Paula Fitzgerald
Paula Fitzgerald (1896-1972).
Nurse, teacher, poet of the heart.
Paula Fitzgerald’s literary story shows how difficult it was for Queensland poets to get their work published in the years up to 1959.
She was born in Brisbane in 1896, and educated at All Hallows Convent. She trained first as a kindergarten teacher and then as a nurse.
However, she seems to have regarded literature as her calling. She wrote children’s stories and poems and published poetry for adults in the Bulletin, Australia, the Brisbane Telegraph, the Australian Women’s Mirror, and an Adelaide journal Venture. Two of her poems were published in The Southwellian, the ‘one off’ publication of the Catholic Poetry Society.
In 1941, her first book of poetry was published, with the assistance of the Melbourne based association of bon vivants known as the Bread and Cheese Club.
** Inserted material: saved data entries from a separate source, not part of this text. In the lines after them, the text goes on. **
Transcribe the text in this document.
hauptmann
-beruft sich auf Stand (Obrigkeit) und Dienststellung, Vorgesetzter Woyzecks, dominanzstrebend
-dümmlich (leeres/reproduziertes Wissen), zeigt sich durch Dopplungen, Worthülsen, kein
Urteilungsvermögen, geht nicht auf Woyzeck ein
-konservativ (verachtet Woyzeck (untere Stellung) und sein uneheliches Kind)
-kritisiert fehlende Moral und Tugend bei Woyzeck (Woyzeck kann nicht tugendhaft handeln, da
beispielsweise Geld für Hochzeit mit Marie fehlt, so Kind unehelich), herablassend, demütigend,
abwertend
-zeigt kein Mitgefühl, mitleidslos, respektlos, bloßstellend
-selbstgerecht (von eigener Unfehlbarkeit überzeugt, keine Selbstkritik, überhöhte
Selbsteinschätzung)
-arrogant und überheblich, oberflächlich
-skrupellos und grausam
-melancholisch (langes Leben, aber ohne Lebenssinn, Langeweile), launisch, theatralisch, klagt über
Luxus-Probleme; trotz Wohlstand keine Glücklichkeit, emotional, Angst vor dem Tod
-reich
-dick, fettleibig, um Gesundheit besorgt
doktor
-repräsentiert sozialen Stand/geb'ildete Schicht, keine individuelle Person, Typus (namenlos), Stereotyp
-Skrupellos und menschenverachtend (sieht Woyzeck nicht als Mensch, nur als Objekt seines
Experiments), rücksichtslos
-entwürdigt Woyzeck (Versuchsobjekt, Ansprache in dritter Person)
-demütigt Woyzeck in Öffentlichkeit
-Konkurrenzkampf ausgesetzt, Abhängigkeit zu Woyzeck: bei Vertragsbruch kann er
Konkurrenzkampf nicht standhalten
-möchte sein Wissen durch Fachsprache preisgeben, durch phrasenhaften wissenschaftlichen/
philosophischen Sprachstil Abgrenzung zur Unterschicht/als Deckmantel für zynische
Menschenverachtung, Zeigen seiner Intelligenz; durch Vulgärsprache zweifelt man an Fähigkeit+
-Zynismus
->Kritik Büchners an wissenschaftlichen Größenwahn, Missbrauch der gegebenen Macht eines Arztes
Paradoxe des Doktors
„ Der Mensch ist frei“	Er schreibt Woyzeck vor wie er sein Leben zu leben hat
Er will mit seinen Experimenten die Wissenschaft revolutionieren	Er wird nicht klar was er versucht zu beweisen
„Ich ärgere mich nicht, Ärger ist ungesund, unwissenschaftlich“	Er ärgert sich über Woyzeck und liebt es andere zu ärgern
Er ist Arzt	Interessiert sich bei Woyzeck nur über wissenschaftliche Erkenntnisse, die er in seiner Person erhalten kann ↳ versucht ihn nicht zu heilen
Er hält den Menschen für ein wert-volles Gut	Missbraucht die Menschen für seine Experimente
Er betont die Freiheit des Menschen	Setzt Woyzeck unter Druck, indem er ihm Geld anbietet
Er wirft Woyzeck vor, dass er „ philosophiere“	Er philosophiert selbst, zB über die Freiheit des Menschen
The Singing Tree had a print run of just 200. It contains just 25 poems.
The Singing Tree begins with a sonnet sequence that broadly describes how miserable Fitzgerald was until she began a love affair, which appears from the text of the poems to have been secretive, (see for example Love, which is featured on this website). The sonnet sequence ends with:
I tore your letters up in tiny shreds
When I was told that you were false to me-…..
How could I know that all must turn to gloom
And you be taken from my touch and sight,
While doors swung shut upon an empty room
Deplete of human meaning and its light!
From ‘Jealousy’
Some poems follow of love, hatred, friendship and memory, including one that intimates that Fitzgerald has been healed (what we might now call closure):
I drink to the dead past
For I have found escape at last
From mouths that breathed their lies to me
In saccharine hypocrisy
From ‘The Slave’
The book concludes with a moving memorial to her brother Cyril, killed in the first world war, which is featured on this website, and an epilogue calling on poets to keep writing, despite the calls on them in the second world war.
The Singing Tree is well executed, if conventional, and was well received. Poems from it feature in at least 5 anthologies of the forties and fifties. Fitzgerald continued to write. One of her poems ‘Memories of Grieg’, won the Brisbane Writers’ Group Anthology Award in 1957. She was an active member of the Fellowship of Australian Writers (FAW) but she published no further books. Upon her death in 1972, the FAW published a memorial volume ‘Softly Falls My Shadow’, which contains 15 new poems. An extract from one of them, ‘The Seventh Child’ is included in this website. A number of the other poems in Softly Falls My Shadow are also quite lovely. But there was no outlet for them in book form before she died.
Best book to buy: P.Fitzgerald, The Singing Tree, Melbourne, the Hawthorn Press, 1941.